With more than $1 trillion in assets, AIG is bigger than Fannie Mae, Freddie Mac, Merrill Lynch, Lehman Brothers or the former Bear Stearns.

AIG's subsidiaries sell life, auto, property, workers compensation, kidnapping and ransom and many other types of insurance. The company offers retirement plans such as annuities. Its financial markets subsidiary serves investment banks, pension funds, governments and other institutional investors, and AIG manages portfolios of stocks, bonds and real estate. The company is the nation's largest leaser of aircraft.

Among the activities it ventured into: buying mortgage-related securities and offering other firms an exotic type of insurance to cover losses from investments tied to mortgages.

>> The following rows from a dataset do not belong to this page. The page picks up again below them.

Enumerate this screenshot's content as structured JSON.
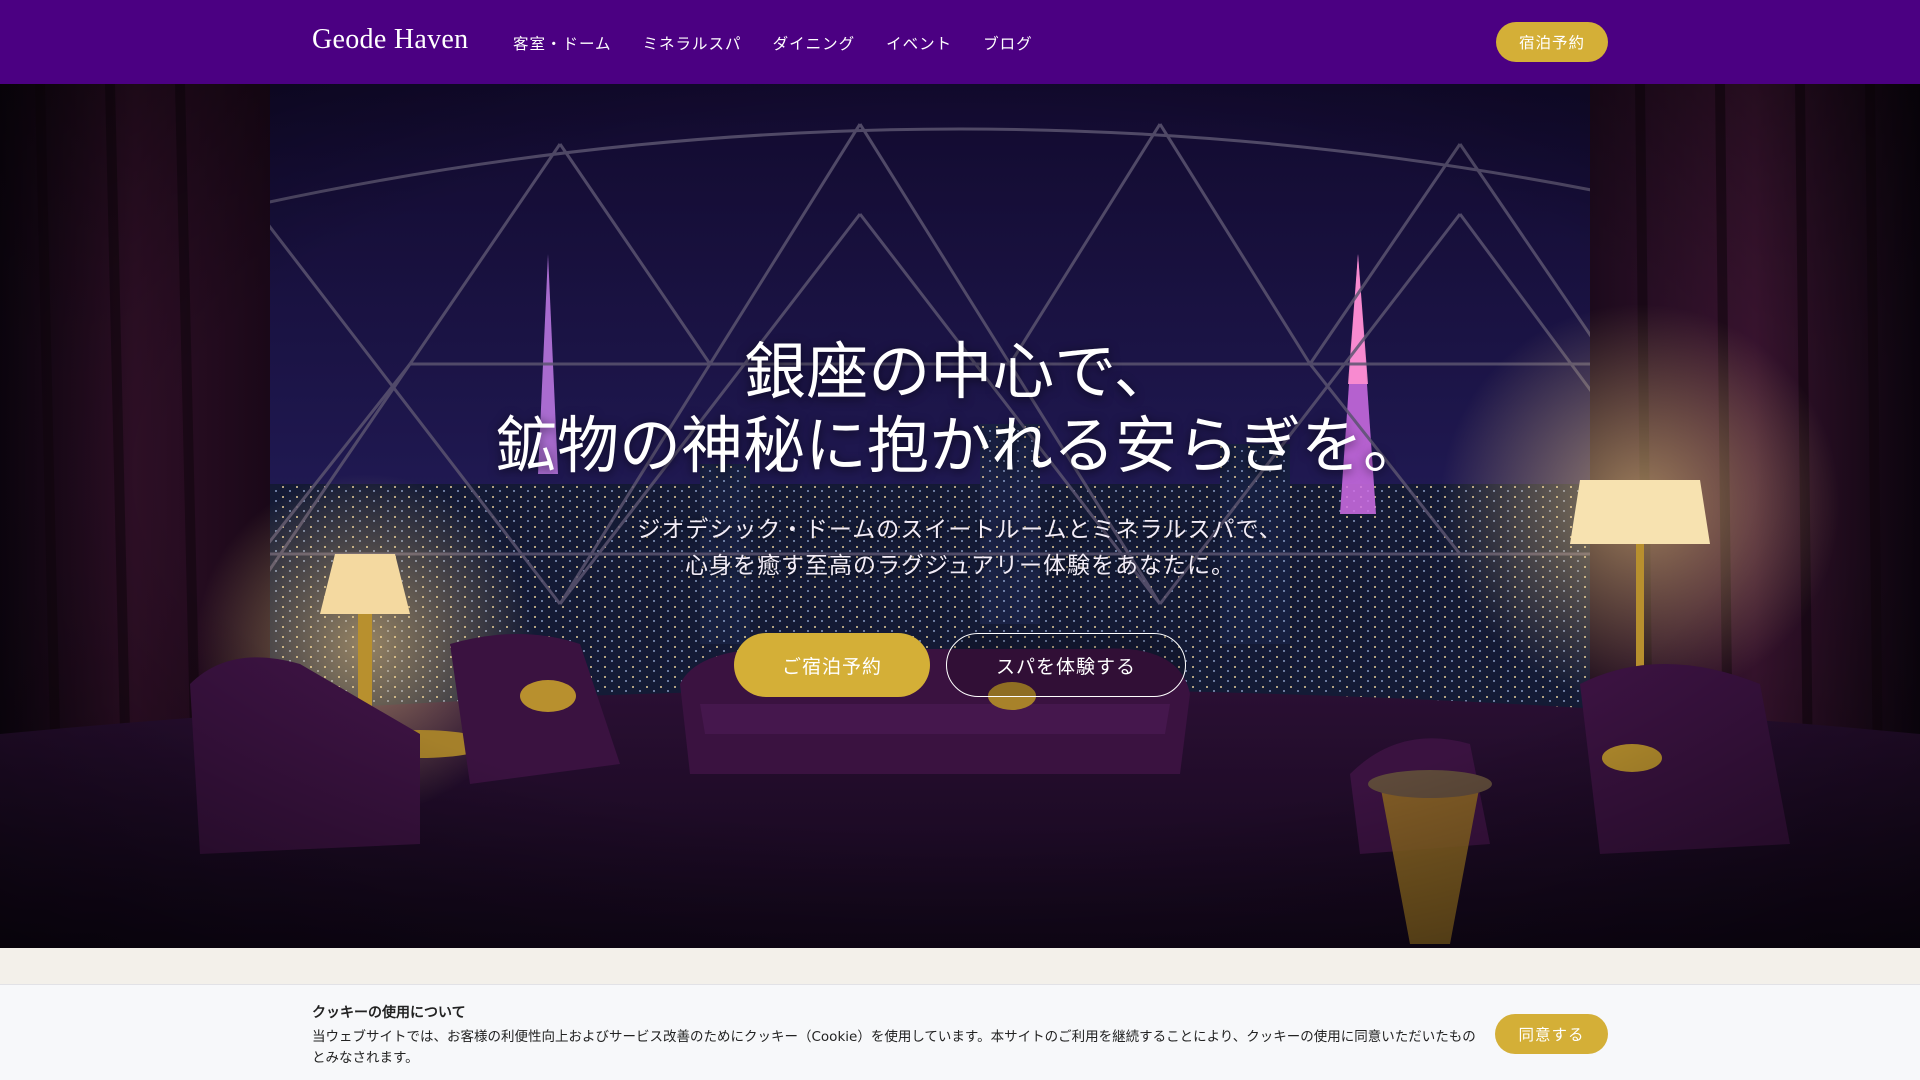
{
  "header": {
    "brand": "Geode Haven",
    "nav": [
      {
        "label": "客室・ドーム"
      },
      {
        "label": "ミネラルスパ"
      },
      {
        "label": "ダイニング"
      },
      {
        "label": "イベント"
      },
      {
        "label": "ブログ"
      }
    ],
    "cta_label": "宿泊予約"
  },
  "hero": {
    "title_line1": "銀座の中心で、",
    "title_line2": "鉱物の神秘に抱かれる安らぎを。",
    "subtitle_line1": "ジオデシック・ドームのスイートルームとミネラルスパで、",
    "subtitle_line2": "心身を癒す至高のラグジュアリー体験をあなたに。",
    "primary_button": "ご宿泊予約",
    "secondary_button": "スパを体験する",
    "image": "geodesic-dome-suite-night-city-view"
  },
  "cookie_banner": {
    "title": "クッキーの使用について",
    "body": "当ウェブサイトでは、お客様の利便性向上およびサービス改善のためにクッキー（Cookie）を使用しています。本サイトのご利用を継続することにより、クッキーの使用に同意いただいたものとみなされます。",
    "accept_label": "同意する"
  },
  "colors": {
    "header_bg": "#4b0082",
    "accent_gold": "#d4af37",
    "banner_bg": "#f7f8fa"
  }
}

That proved to be a problem.

"AIG didn't have to be in those businesses," said David Schiff, a longtime observer of the company and editor of an industry trade publication. "Obviously they didn't think they were risking it. That's the problem: They didn't envision that the situation could have gotten so out of hand."

By Monday, it was clear that AIG needed emergency funds to keep it out of bankruptcy. The Fed turned down pleas for help from Lehman Brothers, which filed for bankruptcy protection Monday, but agreed to provide funds to AIG.

Analysts say most of AIG's businesses are, on their own, in fine financial shape. But what is happening on Wall Street is at the root of AIG's troubles. The steep decline of AIG's holdings of mortgage-backed securities has weighed heavily on the firm's balance sheet -- just as it has other fallen Wall Street firms.

But the role AIG plays is much broader than many other firms'. AIG has sold $80 billion in credit default swaps -- a type of insurance -- to investment houses to cover their losses on mortgage-backed securities.

As the mortgage market has melted down, AIG has been on the line to cover more of the losses. Seventy-five percent of mortgage-related securities insured by AIG were derived primarily from subprime mortgages, which are failing at unprecedented high rates. In all, AIG has posted losses of $25 billion.

AIG's difficulties could have unleashed further chaos on Wall Street if the company were unable to meet its obligations. AIG has estimated that it would be responsible for stopgapping $8 billion or more in mortgage-related losses.